Door concrete criteria en instrumenten voor flexibel, adaptief beheer aan te reiken, kan mijn onderzoek als model dienen voor andere regio's – vooral waar reservoirs vergelijkbare multifunctionele rollen vervullen en ook met complexe uitdagingen worden geconfronteerd. Het project heeft het potentieel om nationale en internationale aanpassingsstrategieën te stimuleren en de veerkracht van waterbeheersystemen ten opzichte van klimaatverandering structureel te versterken.
Welke wetenschappelijke of technologische doorbraken hoop je tijdens je doctoraat te zien?
Ik verwacht belangrijke ontwikkelingen op het gebied van hydrologische voorspellingsmodellen, AI-gebaseerde optimalisatie en dynamische controle van technische systemen. De combinatie van deze technologieën met participatieve benaderingen, d.w.z. het combineren van op gegevens gebaseerde modellen met de empirische kennis en behoeften van lokale belanghebbenden, is bijzonder veelbelovend.
Het doel is om praktische maar wetenschappelijk robuuste instrumenten te ontwikkelen waarmee exploitanten van reservoirs in realtime of met vooruitziende blik kunnen reageren op verschillende mogelijke toekomstscenario's. Technologische innovatie wordt niet als een doel op zich gezien, maar als een middel om de veerkracht, transparantie en besluitvormingscapaciteit in complexe waterbeheersystemen te versterken.
Welke wetenschappelijke of technologische doorbraken hoop je tijdens je doctoraat tegen te komen?

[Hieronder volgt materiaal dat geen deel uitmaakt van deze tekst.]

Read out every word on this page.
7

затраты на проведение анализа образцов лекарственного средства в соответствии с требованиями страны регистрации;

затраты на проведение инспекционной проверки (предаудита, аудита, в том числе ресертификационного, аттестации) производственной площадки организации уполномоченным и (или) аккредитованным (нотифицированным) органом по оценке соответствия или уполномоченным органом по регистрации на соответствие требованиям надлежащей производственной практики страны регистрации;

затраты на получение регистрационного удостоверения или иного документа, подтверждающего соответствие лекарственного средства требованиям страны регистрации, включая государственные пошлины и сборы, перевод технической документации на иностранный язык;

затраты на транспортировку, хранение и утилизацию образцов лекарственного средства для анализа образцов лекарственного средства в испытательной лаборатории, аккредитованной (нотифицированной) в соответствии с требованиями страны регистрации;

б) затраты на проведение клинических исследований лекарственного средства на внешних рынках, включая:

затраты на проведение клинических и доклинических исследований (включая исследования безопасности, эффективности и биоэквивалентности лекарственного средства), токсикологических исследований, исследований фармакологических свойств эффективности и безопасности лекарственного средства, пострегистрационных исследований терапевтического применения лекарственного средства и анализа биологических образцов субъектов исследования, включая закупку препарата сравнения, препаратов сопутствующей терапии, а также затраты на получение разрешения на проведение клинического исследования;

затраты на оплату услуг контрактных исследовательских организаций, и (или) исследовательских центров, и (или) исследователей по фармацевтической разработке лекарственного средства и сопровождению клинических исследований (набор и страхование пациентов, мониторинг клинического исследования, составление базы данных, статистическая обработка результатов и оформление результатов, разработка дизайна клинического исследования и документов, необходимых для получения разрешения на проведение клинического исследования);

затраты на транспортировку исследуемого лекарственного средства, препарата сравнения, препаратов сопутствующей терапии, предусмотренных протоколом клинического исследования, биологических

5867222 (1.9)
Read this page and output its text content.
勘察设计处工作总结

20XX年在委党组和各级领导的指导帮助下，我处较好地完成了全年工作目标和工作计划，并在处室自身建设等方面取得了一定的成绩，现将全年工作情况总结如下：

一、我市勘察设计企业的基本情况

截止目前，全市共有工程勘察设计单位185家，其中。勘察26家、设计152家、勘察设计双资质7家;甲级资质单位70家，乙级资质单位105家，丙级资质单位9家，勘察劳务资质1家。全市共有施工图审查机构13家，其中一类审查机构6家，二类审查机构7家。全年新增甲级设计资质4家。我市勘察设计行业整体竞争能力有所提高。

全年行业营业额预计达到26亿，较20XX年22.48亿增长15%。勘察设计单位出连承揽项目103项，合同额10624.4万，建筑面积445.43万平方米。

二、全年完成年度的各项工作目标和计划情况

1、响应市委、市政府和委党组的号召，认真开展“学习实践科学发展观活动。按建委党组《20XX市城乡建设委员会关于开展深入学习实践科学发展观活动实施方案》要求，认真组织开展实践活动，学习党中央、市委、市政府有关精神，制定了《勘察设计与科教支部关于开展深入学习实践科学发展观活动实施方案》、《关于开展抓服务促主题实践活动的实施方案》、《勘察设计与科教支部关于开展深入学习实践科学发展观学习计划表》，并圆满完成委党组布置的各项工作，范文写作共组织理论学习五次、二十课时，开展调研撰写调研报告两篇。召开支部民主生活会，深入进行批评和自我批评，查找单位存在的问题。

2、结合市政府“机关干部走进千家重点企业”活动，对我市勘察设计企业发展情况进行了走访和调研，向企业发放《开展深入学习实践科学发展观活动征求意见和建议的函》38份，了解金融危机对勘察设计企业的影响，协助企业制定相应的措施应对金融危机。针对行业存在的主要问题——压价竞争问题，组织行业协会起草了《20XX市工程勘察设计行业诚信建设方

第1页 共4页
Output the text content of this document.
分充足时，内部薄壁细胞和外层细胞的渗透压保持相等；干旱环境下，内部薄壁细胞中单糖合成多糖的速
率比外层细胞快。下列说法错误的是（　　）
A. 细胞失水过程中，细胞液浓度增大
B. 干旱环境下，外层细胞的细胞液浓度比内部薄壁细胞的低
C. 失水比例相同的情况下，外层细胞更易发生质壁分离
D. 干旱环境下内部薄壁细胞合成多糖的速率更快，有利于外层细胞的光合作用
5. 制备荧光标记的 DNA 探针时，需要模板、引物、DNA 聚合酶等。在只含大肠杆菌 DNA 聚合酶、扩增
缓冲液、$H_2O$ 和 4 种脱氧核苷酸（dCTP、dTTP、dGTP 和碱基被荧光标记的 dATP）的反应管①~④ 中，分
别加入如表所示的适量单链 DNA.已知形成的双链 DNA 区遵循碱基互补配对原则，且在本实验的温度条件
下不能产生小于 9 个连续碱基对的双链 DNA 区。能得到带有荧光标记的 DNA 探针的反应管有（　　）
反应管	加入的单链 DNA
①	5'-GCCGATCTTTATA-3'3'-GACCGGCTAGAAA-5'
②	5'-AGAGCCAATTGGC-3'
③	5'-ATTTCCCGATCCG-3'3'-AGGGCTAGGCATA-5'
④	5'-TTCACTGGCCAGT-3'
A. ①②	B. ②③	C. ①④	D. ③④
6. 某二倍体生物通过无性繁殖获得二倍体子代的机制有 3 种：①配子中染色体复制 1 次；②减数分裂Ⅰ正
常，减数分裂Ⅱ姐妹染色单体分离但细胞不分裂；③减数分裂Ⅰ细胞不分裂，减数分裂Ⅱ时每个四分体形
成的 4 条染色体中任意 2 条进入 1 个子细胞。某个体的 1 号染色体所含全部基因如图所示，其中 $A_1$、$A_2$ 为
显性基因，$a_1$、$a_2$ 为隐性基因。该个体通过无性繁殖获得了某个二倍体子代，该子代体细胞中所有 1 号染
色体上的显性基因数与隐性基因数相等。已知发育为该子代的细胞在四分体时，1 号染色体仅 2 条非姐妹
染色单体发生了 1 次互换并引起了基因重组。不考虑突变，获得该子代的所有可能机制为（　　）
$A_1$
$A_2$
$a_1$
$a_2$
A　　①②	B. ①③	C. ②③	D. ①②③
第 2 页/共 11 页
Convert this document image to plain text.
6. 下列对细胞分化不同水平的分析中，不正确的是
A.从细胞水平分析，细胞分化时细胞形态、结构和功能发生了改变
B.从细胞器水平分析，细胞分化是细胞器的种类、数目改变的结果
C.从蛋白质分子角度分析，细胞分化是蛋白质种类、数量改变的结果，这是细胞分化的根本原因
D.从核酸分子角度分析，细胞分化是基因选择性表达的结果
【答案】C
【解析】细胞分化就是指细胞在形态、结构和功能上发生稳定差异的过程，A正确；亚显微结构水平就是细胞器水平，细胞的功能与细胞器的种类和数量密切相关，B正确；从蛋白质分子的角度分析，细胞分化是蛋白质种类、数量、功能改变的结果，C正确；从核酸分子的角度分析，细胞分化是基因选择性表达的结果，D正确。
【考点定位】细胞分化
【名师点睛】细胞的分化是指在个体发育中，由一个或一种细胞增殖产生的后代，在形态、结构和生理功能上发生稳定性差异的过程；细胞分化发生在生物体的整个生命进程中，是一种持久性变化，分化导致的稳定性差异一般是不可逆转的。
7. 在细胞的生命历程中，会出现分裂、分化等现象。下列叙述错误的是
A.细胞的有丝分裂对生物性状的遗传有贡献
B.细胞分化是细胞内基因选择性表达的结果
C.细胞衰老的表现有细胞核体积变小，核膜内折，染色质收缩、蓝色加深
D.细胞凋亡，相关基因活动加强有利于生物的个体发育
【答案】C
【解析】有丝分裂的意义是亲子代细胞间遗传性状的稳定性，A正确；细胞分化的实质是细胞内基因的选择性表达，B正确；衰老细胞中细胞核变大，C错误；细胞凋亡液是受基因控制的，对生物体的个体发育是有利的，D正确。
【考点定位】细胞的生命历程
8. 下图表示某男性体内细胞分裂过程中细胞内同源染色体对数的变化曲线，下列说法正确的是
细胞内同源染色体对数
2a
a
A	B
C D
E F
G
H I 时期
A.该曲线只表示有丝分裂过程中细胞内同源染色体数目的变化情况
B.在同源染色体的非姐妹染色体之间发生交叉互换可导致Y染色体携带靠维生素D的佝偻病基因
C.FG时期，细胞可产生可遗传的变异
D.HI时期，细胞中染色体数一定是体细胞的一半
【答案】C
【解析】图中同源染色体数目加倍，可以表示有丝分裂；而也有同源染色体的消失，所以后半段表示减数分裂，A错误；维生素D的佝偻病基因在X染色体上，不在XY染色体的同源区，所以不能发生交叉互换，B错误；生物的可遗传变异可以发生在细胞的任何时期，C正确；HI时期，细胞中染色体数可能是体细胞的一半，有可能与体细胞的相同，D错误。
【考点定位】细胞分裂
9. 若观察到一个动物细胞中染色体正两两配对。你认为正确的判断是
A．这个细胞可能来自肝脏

Ik verwacht belangrijke ontwikkelingen op het gebied van hydrologische voorspellingsmodellen, AI-gebaseerde optimalisatie en dynamische controle van technische systemen. De combinatie van deze technologieën met participatieve benaderingen, d.w.z. het combineren van op gegevens gebaseerde modellen met de empirische kennis en behoeften van lokale belanghebbenden, is bijzonder veelbelovend.
Het doel is om praktische maar wetenschappelijk robuuste instrumenten te ontwikkelen waarmee exploitanten van reservoirs in realtime of met vooruitziende blik kunnen reageren op verschillende mogelijke toekomstscenario's. Technologische innovatie wordt niet als een doel op zich gezien, maar als een middel om de veerkracht, transparantie en besluitvormingscapaciteit in complexe waterbeheersystemen te versterken.
Welke uitdagingen verwacht u tegen te komen naarmate de klimaatomstandigheden blijven veranderen? En hoe ziet u uw onderzoek zich aanpassen aan deze veranderende uitdagingen?
De voortschrijdende klimaatverandering brengt toenemende onzekerheid met zich mee: extreme gebeurtenissen komen vaker voor, seizoenspatronen verschuiven en concurrerende eisen voor het gebruik van water nemen toe. Deze dynamiek vormt een grote uitdaging voor traditionele operationele strategieën, vooral als deze zijn gebaseerd op vaste empirische waarden of historische stromingsregimes.
Mijn onderzoek pakt deze onzekerheden aan met een adaptieve en robuuste aanpak: de combinatie van scenario-ontwikkeling, leermodellen en nauwe betrokkenheid van belanghebbenden heeft tot doel een flexibel controleconcept te creëren dat zelfs onder veranderende omstandigheden betrouwbaar functioneert. Er wordt rekening gehouden met technische aanpassingen en met institutionele en maatschappelijke ontwikkelingen, in de geest van een holistisch, toekomstgericht waterbeheer.